West of the station, Nishi-Shinjuku (西新宿) is dominated by skyscrapers. The one to aim for is the monumental Tokyo Metropolitan Government Building or TMGB (東京都庁), a 400,000-square-metre complex from which the city is administered, designed by Tange Kenzō. The complex – which includes twin 48-storey towers, an adjacent tower block, the Metropolitan Assembly Hall (where the city’s councillors meet) and a sweeping, statue-lined and colonnaded plaza – feels like Gotham City. On the ground floor of the No. 1 Tower you’ll find the excellent Tokyo Tourist Information Centre; free tours of the complex depart from here. Both the towers have observation rooms on their 45th floors; the southern one is preferable as it has a café. It’s worth timing your visit for dusk, so you can see the multicoloured lights of Shinjuku spark into action as the setting sun turns the sky a deep photochemical orange.
Of the area’s other towers, the most visually striking is the new Mode Gakuen Cocoon Tower. This dazzling fifty-storey cross-hatched structure, close to Shinjuku Station, houses a fashion and computer studies college.
Still on the station’s west side, squashed up against the tracks running north from the Odakyū department store, is Omoide Yokochō (思い出横丁), meaning “memories alley”. It’s also known as Shomben Yokochō (Piss Alley), a reference to the time when patrons of the area’s many cramped yakitori joints and bars had to relieve themselves in the street for lack of other facilities. Don’t be put off; there are toilets these days and the alley remains a cheap and atmospheric place to eat and drink. Enjoy it while you can, as there’s talk of redeveloping the area. A pedestrian tunnel at the southern end of the alley provides a short cut to the east side of Shinjuku Station.
Golden Gai renaissance
Intellectuals and artists have rubbed shoulders with Kabukichō’s demimonde since just after World War II in the tiny bars of Golden Gai (ゴールデン街). For decades, this hugely atmospheric warren of around 150 drinking dens has teetered on the brink of oblivion, the cinderblock buildings under threat from both property developers and from their own shoddy construction.
Recently, though, Golden Gai seems to be undergoing a mini-renaissance as a new generation of bar masters and mistresses takes over some of the shoebox establishments. Most bars continue to welcome regulars only (and charge exorbitant prices to anyone else), but with several places now posting their table and drink charges outside the door, gaijin visitors don’t need to risk being fleeced rotten.

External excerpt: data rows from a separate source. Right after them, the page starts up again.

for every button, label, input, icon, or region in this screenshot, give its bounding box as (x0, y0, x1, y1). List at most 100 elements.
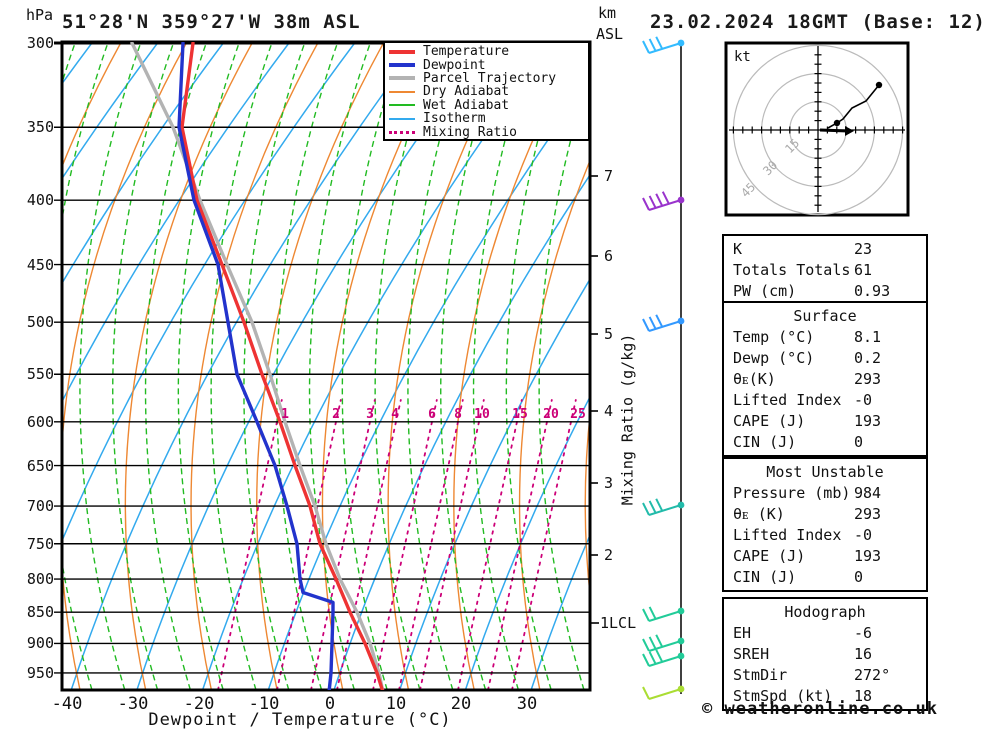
wind-barb (642, 649, 685, 667)
legend-item: Wet Adiabat (389, 99, 588, 112)
lcl-label: 1LCL (600, 614, 637, 632)
row-label: EH (733, 624, 752, 642)
legend-item-label: Isotherm (423, 111, 486, 127)
temperature-tick-label: -30 (117, 694, 149, 714)
mixing-ratio-value-label: 25 (570, 407, 586, 422)
mixing-ratio-value-label: 20 (543, 407, 559, 422)
pressure-tick-label: 650 (26, 457, 54, 475)
table-title: Most Unstable (766, 463, 884, 481)
pressure-axis-unit: hPa (26, 6, 54, 24)
table-row: Pressure (mb) 984 (724, 483, 926, 504)
temperature-tick-label: -20 (183, 694, 215, 714)
pressure-tick-label: 450 (26, 256, 54, 274)
legend-line-sample (389, 63, 415, 68)
plot-frame (60, 40, 592, 692)
table-row: SREH 16 (724, 644, 926, 665)
legend-item-label: Mixing Ratio (423, 124, 517, 140)
km-tick-label: 4 (604, 402, 614, 420)
legend-item-label: Dewpoint (423, 57, 486, 73)
hodograph-kt-label: kt (734, 49, 751, 65)
legend-item-label: Dry Adiabat (423, 84, 510, 100)
row-value: 23 (854, 240, 873, 258)
table-title: Surface (793, 307, 857, 325)
row-value: 8.1 (854, 328, 882, 346)
data-table-most-unstable: Most Unstable Pressure (mb) 984 θᴇ (K) 293 Li… (722, 457, 928, 592)
asl-axis-unit: ASL (596, 25, 624, 43)
row-label: StmSpd (kt) (733, 687, 833, 705)
mixing-ratio-value-label: 8 (454, 407, 462, 422)
data-table-indices: K 23 Totals Totals 61 PW (cm) 0.93 (722, 234, 928, 306)
legend-line-sample (389, 104, 415, 107)
row-label: Dewp (°C) (733, 349, 815, 367)
data-table-surface: Surface Temp (°C) 8.1 Dewp (°C) 0.2 θᴇ(K) 293 L… (722, 301, 928, 457)
row-label: K (733, 240, 743, 258)
row-value: 0 (854, 433, 864, 451)
table-row: Lifted Index -0 (724, 390, 926, 411)
wind-barb (642, 36, 685, 54)
legend-line-sample (389, 90, 415, 93)
table-row: Temp (°C) 8.1 (724, 327, 926, 348)
table-row: Lifted Index -0 (724, 525, 926, 546)
legend-line-sample (389, 117, 415, 120)
mixing-ratio-value-label: 15 (512, 407, 528, 422)
hodograph (724, 41, 910, 217)
row-value: 18 (854, 687, 873, 705)
temperature-tick-label: 20 (450, 694, 472, 714)
mixing-ratio-value-label: 3 (366, 407, 374, 422)
legend-line-sample (389, 76, 415, 81)
sounding-profiles (130, 42, 385, 690)
row-value: -0 (854, 526, 873, 544)
pressure-tick-label: 350 (26, 118, 54, 136)
legend-item: Dewpoint (389, 57, 588, 73)
temperature-tick-label: -10 (248, 694, 280, 714)
pressure-tick-label: 700 (26, 497, 54, 515)
wind-barb (642, 314, 685, 332)
row-value: 193 (854, 412, 882, 430)
table-row: Totals Totals 61 (724, 260, 926, 281)
temp-axis-label: Dewpoint / Temperature (°C) (148, 710, 452, 730)
table-row: θᴇ (K) 293 (724, 504, 926, 525)
temperature-tick-label: 0 (324, 694, 336, 714)
table-row: CIN (J) 0 (724, 432, 926, 453)
row-label: StmDir (733, 666, 788, 684)
legend-item: Mixing Ratio (389, 124, 588, 140)
row-value: 984 (854, 484, 882, 502)
pressure-tick-label: 300 (26, 34, 54, 52)
profile-dewpoint (177, 42, 335, 690)
row-value: 293 (854, 370, 882, 388)
profile-parcel-trajectory (130, 42, 385, 690)
table-row: CIN (J) 0 (724, 567, 926, 588)
temperature-tick-label: -40 (51, 694, 83, 714)
mixing-ratio-axis-label: Mixing Ratio (g/kg) (618, 333, 637, 506)
legend-item-label: Temperature (423, 44, 510, 60)
table-row: θᴇ(K) 293 (724, 369, 926, 390)
row-value: 0 (854, 568, 864, 586)
table-row: StmDir 272° (724, 665, 926, 686)
pressure-tick-label: 750 (26, 535, 54, 553)
profile-temperature (180, 42, 385, 690)
legend-item: Dry Adiabat (389, 85, 588, 98)
wind-barb (642, 685, 685, 700)
legend-item-label: Wet Adiabat (423, 97, 510, 113)
wind-barb (642, 498, 685, 516)
pressure-tick-label: 900 (26, 634, 54, 652)
table-row: PW (cm) 0.93 (724, 281, 926, 302)
pressure-tick-label: 600 (26, 413, 54, 431)
mixing-ratio-value-label: 1 (281, 407, 289, 422)
legend-line-sample (389, 130, 415, 134)
row-label: θᴇ(K) (733, 370, 776, 388)
legend-line-sample (389, 49, 415, 54)
row-label: CIN (J) (733, 568, 797, 586)
legend: Temperature Dewpoint Parcel Trajectory Dry … (383, 41, 590, 141)
mixing-ratio-value-label: 10 (474, 407, 490, 422)
temperature-tick-label: 10 (385, 694, 407, 714)
table-title: Hodograph (784, 603, 866, 621)
table-row: Dewp (°C) 0.2 (724, 348, 926, 369)
row-value: 0.93 (854, 282, 891, 300)
data-table-hodograph: Hodograph EH -6 SREH 16 StmDir 272° StmSpd (kt)… (722, 597, 928, 711)
pressure-tick-label: 550 (26, 365, 54, 383)
pressure-tick-label: 400 (26, 191, 54, 209)
mixing-ratio-value-label: 4 (391, 407, 399, 422)
temperature-tick-label: 30 (516, 694, 538, 714)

Champion, at Golden Gai’s main entrance off Shiki-no-michi, has no cover charge and all drinks are a bargain ¥500. The catch? You have to endure tone-deaf patrons crooning karaoke for ¥100 a song. Punk rockers will get more of a kick from Hair of the Dogs (¥800 cover charge), marked by a Sex Pistols poster on the door and a thudding soundtrack of rebellious music inside. Another possibility is Albatross G (cover charge ¥300), a dark and slightly sleazy sister bar to the arty Albatross in Omoide Okochō.